From The Nation
Dated Monday August 8
Why AIPAC Indictment Is Bad News for Rove
By David Corn
Last week, the Justice Department issued a new indictment of Lawrence Franklin, the Pentagon official accused of passing secrets to officials of AIPAC, the pro-Israel lobbying outfit. The indictment is bad news for the Bush White House and Karl Rove.
That's not only because the Franklin case is embarrassing for the administration, the Pentagon, and their neocon allies. (Franklin worked with Douglas Feith, who until recently was a senior Pentagon official close to the neocons.) The Franklin indictment is a sign that Rove and any other White House aide involved in the Plame/CIA leak might be vulnerable to prosecution under the Espionage Act.
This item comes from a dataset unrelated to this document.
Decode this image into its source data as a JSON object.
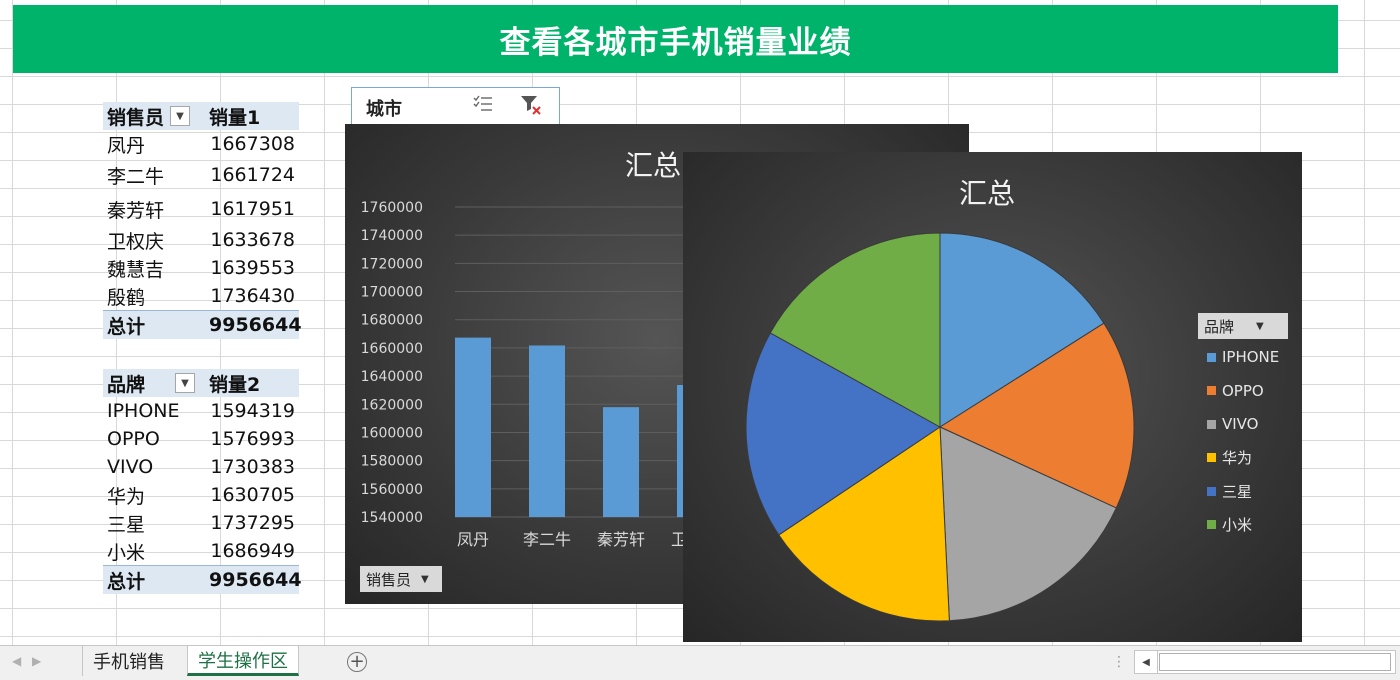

Special prosecutor Patrick Fitzgerald--who is not involved in the Franklin prosecution--has not had to state publicly what sort of case he is trying to build in the Plame/CIA leak matter. The most obvious one would be based on the charge that the leaker violated the Intelligence Identities Protection Act. But that law was narrowly drawn, and to win a conviction Fitzgerald would have to prove that Rove or any other leaker knew that Valerie Wilson was working under cover at the CIA. There are, however, other laws under which Fitzgerald might charge the CIA/Plame leakers. The Franklin indictment points the way. (And criminal law aside, by sharing classified information with at least two reporters--Valerie Wilson's employment at the CIA was classified--Rove committed an offense that violated various rules and would get most government workers seriously punished or dismissed.)
Read more.
The GOP noise machine has its talking points and its partisans will no doubt be repeating them.
The talking points are all red herrings. The investigation is about who blew a CIA operative's cover.
Neither in his piece in
The New York Times nor anywhere else did Wilson blow his wife's cover. Robert Novak did that. The question is:
where did Novak get his information? That is what Mr. Fitzgerald is investigating. That is all that is important.